Cet argument extravagant parut recevable à monsieur Saito.

– Essayez quand même. Au moins, faites semblant. J'ai reçu des ordres à votre sujet. Est-ce que c'est entendu? Le ton était sec et cassant.

Quand je rejoignis mon bureau, je devais tirer une drôle de tête, car Fubuki eut pour moi un regard doux et inquiet. Je restai longtemps prostrée, à me demander quelle attitude adopter.

Présenter ma démission eût été le plus logique. Pourtant, je ne pouvais me résoudre à cette idée. Aux yeux d'un Occidental, ce n'eût rien eu d'infamant; aux yeux d'un Japonais, c'eût été perdre la face. J'étais dans la compagnie depuis un mois à peine. Or, j'avais signé un contrat d'un an. Partir après si peu de temps m'eût couverte d'opprobre, à leurs yeux comme aux miens.
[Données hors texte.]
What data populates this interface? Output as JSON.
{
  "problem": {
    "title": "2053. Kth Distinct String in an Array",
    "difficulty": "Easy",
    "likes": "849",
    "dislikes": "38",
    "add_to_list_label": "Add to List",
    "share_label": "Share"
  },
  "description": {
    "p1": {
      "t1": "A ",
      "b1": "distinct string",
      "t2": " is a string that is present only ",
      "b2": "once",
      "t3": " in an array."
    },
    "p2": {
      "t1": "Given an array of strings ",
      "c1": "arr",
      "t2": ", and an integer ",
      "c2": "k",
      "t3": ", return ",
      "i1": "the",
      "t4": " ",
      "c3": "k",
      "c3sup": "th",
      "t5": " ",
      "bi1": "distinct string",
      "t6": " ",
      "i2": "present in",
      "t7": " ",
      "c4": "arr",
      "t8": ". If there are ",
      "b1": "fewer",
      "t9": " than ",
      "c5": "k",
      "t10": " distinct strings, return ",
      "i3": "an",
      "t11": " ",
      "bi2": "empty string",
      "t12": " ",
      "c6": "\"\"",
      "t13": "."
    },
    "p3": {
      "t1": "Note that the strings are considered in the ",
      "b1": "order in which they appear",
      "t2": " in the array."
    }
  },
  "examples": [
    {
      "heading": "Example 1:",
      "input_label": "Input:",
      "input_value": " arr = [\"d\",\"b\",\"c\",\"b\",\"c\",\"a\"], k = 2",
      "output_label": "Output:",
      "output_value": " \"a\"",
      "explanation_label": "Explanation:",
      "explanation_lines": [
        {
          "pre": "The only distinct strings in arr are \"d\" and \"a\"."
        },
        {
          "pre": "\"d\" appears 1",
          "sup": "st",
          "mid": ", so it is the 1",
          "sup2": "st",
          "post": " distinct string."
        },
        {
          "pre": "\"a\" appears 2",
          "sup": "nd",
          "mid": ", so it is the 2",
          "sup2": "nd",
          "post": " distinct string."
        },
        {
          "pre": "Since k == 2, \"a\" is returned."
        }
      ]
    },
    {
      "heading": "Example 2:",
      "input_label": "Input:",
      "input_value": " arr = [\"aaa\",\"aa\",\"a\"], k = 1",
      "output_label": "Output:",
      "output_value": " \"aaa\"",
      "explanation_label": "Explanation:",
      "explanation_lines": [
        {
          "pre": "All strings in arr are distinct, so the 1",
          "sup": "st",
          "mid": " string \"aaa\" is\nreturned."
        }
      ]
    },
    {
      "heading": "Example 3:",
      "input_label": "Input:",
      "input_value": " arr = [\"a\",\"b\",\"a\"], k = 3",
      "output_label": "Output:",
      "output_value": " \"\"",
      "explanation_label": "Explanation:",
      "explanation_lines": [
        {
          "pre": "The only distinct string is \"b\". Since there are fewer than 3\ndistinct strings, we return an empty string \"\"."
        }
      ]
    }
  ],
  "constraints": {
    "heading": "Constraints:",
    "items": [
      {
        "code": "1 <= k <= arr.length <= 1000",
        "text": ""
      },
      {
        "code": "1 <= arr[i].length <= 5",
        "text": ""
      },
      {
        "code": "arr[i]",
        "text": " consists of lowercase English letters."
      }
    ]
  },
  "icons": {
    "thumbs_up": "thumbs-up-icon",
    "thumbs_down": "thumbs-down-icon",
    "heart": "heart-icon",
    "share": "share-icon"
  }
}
D'autant que je n'avais aucune envie de m'en aller. Je m'étais quand même donné du mal pour entrer dans cette compagnie: j'avais étudié la langue tokyoïte des affaires, j'avais passé des tests. Certes, je n'avais jamais eu l'ambition de devenir un foudre de guerre du commerce international, mais j'avais toujours éprouvé le désir de vivre dans ce pays auquel je vouais un culte depuis les premiers souvenirs idylliques que j'avais gardés de ma petite enfance.

Je resterais.

Par conséquent, je devais trouver un moyen d'obéir à l'ordre de monsieur Saito. Je sondai mon cerveau à la recherche d'une couche géologique propice à l'amnésie: y avait-il des oubliettes dans ma forteresse neuronale? Hélas, l'édifice comportait des points forts et des points faibles, des échauguettes et des fissures, des trous et des douves, mais rien qui permît d'y ensevelir une langue que j'entendais parler sans cesse.

A défaut de pouvoir l'oublier, pouvais-je du moins la dissimuler? Si le langage était une forêt, m'était-il possible de cacher, derrière les hêtres français, les tilleuls anglais, les chênes latins et les oliviers grecs, l'immensité des cryptomères nippons, qui en l'occurrence eussent été bien nommés?